There are limitations to this population database approach. The study population was primarily of Northern European descent and should be generalized to only other populations of similar origin. Nonetheless this study does suggest a genetic contribution to vasculopathy, immune dysfunction, and fibrosis, and provides the background for additional studies. The identification of the cases is based on billing codes which may include some misclassification. Due to the de-identified nature of the data we were unable to validate the diagnoses. However, this approach allows the estimates of familial risk to be more valid as they are not based on self reports by patients. Every patient with SSc did not have RP as a co-diagnosis although it is almost universally present in this condition (31
). This suggests that perhaps only the most severe aspect of the disease was recorded. There may have been biases of ascertainment for each disease that was captured. It is possible that a relative of someone with SSc is more likely to be evaluated if they have RP or pulmonary complaints. The ICD-9 code for post-inflammatory disease/pulmonary fibrosis may not capture all cases of ILD. Additionally, we could have looked at other fibrotic and vasculopathy aspects of SSc, such as primary biliary cirrhosis or pulmonary hypertension. Similarly, we could have looked at other more common autoimmune inflammatory conditions, such as thyroid disease. It is likely that the cases with SSc were accurately diagnosed based on its unique physical properties, while less accuracy is expected with the autoimmune disorders. We pooled them in order to mitigate any effect this lower accuracy of specific diagnosis might have instilled. Analysis of each autoimmune disease separately may have better characterize the genetic component of each disease, but was not done to allow large enough numbers for calculation of RR.
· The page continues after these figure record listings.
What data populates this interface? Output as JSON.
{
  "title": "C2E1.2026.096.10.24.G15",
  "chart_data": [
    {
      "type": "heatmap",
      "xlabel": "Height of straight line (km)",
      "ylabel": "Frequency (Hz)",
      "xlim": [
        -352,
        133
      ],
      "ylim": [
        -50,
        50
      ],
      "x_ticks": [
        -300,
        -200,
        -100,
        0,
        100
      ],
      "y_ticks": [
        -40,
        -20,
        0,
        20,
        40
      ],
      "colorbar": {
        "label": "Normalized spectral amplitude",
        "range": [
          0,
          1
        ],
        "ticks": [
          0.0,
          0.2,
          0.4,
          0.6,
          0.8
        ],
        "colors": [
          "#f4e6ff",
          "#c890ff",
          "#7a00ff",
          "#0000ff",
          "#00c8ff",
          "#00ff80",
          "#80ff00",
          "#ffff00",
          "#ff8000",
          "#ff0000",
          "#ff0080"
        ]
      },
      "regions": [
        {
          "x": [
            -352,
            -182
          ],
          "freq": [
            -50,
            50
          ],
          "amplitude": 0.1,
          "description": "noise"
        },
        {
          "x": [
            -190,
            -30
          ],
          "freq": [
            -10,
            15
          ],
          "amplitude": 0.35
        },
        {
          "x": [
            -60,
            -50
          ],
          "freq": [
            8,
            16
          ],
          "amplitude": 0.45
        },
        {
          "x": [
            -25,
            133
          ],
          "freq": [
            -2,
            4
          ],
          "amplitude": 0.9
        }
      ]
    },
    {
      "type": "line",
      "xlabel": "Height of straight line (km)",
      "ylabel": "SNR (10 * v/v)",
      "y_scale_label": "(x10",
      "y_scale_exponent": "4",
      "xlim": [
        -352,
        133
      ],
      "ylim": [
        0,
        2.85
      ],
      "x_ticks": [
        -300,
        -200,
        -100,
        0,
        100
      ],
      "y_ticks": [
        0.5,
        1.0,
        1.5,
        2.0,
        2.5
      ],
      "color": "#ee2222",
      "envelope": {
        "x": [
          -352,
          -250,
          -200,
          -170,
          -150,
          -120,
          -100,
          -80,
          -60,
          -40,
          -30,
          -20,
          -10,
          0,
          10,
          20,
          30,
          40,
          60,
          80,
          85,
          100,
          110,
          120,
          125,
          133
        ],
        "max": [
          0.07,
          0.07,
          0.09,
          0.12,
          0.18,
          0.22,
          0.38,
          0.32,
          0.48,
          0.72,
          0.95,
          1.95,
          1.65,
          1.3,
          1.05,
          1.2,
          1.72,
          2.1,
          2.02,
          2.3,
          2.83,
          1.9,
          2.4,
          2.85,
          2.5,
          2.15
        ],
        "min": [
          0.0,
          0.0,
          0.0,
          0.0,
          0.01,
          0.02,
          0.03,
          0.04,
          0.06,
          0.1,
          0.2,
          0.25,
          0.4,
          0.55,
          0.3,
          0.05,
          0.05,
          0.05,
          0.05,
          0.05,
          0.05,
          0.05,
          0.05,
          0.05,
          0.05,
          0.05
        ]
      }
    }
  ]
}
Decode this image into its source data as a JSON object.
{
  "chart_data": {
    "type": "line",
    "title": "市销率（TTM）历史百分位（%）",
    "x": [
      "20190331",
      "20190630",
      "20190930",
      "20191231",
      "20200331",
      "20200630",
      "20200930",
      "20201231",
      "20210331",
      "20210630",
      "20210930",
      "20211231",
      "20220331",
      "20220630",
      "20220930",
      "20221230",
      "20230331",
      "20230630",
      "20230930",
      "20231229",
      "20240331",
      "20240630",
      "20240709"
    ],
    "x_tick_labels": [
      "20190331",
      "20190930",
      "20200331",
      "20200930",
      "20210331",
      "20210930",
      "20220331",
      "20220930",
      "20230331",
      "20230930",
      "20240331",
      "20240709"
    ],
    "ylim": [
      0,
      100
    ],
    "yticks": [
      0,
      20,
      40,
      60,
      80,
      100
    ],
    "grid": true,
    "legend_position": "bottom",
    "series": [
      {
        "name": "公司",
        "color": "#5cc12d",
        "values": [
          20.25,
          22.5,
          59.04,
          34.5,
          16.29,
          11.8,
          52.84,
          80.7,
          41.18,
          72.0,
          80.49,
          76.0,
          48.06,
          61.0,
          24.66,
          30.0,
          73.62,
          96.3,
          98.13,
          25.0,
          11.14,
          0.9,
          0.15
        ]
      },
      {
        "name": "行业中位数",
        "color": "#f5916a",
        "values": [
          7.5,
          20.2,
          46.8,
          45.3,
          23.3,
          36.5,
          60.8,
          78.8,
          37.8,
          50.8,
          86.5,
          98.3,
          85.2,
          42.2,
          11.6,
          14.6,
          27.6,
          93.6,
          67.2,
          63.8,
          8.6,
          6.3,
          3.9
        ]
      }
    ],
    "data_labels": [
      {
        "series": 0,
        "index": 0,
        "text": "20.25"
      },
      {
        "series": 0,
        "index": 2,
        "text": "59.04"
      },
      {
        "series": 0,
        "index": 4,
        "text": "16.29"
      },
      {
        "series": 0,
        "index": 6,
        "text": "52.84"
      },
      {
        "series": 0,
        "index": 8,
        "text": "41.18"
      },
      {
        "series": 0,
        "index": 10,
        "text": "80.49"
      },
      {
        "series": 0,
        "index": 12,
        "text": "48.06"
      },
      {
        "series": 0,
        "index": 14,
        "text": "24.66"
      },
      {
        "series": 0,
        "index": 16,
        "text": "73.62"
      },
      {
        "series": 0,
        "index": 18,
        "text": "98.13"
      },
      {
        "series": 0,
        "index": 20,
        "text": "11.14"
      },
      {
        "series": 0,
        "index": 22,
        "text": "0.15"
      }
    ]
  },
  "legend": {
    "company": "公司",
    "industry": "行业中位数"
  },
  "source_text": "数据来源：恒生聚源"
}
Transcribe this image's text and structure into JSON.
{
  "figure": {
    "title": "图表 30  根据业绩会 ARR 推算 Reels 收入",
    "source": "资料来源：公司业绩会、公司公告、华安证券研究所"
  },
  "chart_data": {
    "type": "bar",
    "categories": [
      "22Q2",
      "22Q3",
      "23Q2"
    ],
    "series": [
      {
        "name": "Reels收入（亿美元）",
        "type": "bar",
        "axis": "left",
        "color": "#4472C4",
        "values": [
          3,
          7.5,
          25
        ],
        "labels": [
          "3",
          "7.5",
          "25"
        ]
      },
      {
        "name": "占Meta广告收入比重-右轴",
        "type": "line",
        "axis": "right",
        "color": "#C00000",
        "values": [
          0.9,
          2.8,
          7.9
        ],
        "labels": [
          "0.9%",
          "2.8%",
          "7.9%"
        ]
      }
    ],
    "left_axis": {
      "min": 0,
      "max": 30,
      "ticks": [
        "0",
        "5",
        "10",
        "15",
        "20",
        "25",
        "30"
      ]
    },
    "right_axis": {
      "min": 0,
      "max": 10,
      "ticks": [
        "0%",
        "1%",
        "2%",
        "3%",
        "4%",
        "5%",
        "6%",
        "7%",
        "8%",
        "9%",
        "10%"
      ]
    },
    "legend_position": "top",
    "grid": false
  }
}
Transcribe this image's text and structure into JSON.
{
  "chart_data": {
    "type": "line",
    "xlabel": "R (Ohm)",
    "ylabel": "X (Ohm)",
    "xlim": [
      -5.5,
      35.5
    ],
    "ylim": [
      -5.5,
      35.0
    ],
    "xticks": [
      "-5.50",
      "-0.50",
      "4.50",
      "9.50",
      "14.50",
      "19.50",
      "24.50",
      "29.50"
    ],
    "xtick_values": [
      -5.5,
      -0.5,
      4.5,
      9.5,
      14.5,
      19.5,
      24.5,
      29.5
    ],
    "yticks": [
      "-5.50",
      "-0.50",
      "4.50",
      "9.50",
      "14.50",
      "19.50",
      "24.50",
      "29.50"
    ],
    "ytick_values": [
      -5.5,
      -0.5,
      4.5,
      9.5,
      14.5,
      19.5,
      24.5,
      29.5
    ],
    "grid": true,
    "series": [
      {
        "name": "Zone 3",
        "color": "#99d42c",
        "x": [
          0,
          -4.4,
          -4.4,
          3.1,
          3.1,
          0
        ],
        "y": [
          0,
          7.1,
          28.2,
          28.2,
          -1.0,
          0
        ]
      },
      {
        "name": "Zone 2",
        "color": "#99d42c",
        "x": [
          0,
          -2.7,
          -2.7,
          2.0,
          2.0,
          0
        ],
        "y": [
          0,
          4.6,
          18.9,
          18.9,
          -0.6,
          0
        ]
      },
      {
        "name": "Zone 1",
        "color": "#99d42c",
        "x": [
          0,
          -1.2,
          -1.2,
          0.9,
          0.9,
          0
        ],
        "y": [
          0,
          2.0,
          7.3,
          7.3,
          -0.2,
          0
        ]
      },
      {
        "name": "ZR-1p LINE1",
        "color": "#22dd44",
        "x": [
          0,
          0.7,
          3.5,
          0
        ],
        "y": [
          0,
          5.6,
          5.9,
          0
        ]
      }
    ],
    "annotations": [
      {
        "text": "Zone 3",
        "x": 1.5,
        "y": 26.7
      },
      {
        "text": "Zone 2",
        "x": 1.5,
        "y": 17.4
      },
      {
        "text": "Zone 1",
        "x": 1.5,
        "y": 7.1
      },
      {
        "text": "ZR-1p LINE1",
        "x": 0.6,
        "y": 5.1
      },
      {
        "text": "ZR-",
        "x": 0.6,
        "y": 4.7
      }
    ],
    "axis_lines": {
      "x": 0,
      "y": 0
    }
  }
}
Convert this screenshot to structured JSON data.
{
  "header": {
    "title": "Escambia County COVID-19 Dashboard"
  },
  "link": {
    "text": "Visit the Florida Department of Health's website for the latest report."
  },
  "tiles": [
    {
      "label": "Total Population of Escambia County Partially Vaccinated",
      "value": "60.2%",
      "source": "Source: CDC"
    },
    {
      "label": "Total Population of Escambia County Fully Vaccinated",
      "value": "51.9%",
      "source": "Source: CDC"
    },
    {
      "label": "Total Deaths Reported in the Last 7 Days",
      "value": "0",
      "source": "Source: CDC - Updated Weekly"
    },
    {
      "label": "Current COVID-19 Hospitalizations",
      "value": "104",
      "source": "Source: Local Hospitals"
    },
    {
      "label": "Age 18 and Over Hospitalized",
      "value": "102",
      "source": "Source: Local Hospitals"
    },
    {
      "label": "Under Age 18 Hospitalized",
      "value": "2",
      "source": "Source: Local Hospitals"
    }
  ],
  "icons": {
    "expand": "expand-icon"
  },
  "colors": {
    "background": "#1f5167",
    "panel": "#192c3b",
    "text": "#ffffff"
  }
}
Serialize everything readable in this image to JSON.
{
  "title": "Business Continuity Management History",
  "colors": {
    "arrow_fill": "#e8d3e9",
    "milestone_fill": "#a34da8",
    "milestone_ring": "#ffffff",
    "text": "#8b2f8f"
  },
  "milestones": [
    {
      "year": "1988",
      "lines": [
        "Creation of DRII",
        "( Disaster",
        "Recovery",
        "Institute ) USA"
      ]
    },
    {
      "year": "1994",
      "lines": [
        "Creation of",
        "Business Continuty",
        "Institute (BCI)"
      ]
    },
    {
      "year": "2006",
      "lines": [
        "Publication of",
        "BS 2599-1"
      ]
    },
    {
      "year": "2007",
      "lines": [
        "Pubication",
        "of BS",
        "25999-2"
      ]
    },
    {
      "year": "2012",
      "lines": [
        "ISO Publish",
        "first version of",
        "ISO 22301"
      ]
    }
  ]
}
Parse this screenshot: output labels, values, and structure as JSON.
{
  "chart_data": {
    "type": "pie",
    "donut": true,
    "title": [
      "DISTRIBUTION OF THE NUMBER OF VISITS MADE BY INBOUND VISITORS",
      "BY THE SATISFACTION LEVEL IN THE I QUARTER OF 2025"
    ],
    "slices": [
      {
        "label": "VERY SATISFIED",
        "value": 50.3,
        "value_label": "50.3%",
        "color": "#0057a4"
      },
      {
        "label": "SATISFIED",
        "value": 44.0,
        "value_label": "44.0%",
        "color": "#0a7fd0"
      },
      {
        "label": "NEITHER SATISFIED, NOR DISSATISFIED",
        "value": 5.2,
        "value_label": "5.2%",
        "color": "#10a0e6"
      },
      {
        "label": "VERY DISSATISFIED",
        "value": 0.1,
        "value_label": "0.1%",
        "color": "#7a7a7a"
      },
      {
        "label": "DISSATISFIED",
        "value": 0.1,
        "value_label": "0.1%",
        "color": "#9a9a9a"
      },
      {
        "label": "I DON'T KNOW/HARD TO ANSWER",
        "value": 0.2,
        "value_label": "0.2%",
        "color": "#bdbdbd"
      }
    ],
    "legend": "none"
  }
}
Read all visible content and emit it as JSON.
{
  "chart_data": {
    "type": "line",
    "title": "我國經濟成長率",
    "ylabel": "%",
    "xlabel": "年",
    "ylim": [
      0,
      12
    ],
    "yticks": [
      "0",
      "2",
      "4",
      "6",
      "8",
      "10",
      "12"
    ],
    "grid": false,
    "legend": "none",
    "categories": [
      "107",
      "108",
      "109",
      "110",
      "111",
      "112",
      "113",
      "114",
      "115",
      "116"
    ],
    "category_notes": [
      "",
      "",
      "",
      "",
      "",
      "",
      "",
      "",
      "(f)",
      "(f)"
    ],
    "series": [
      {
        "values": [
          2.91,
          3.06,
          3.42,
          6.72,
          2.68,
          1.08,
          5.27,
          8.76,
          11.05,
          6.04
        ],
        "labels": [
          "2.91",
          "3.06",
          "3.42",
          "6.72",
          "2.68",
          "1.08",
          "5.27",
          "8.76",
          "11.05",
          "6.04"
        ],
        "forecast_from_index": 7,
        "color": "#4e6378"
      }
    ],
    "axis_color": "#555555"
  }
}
In summary, this study uses the unique UPDB resource to examine the familial nature of SSc. Through its use, we have estimated RRs in SSc relatives, with a focus on RP, ILD, and other autoimmune diseases. We have shown that the presence of SSc in a first degree relative confers a significantly increased risk of SSc, RP, ILD, and other autoimmune diseases. Further, it suggests vasculopathy is the most important heritable component and fibrosis is less polygenic. This finding warrants attention for screening strategies aimed at early identification of SSc, with a focus on a personal and family history of RP and ILD. Further, studies performed on the high-risk pedigrees that have been identified in the UPDB could allow increased understanding of the specifics of these three components to SSc predisposition. Additionally, studying outpatient records for the presence of RP and subsequently examining cases of SSc might better clarify the risk that RP imparts on familial risk of developing SSc.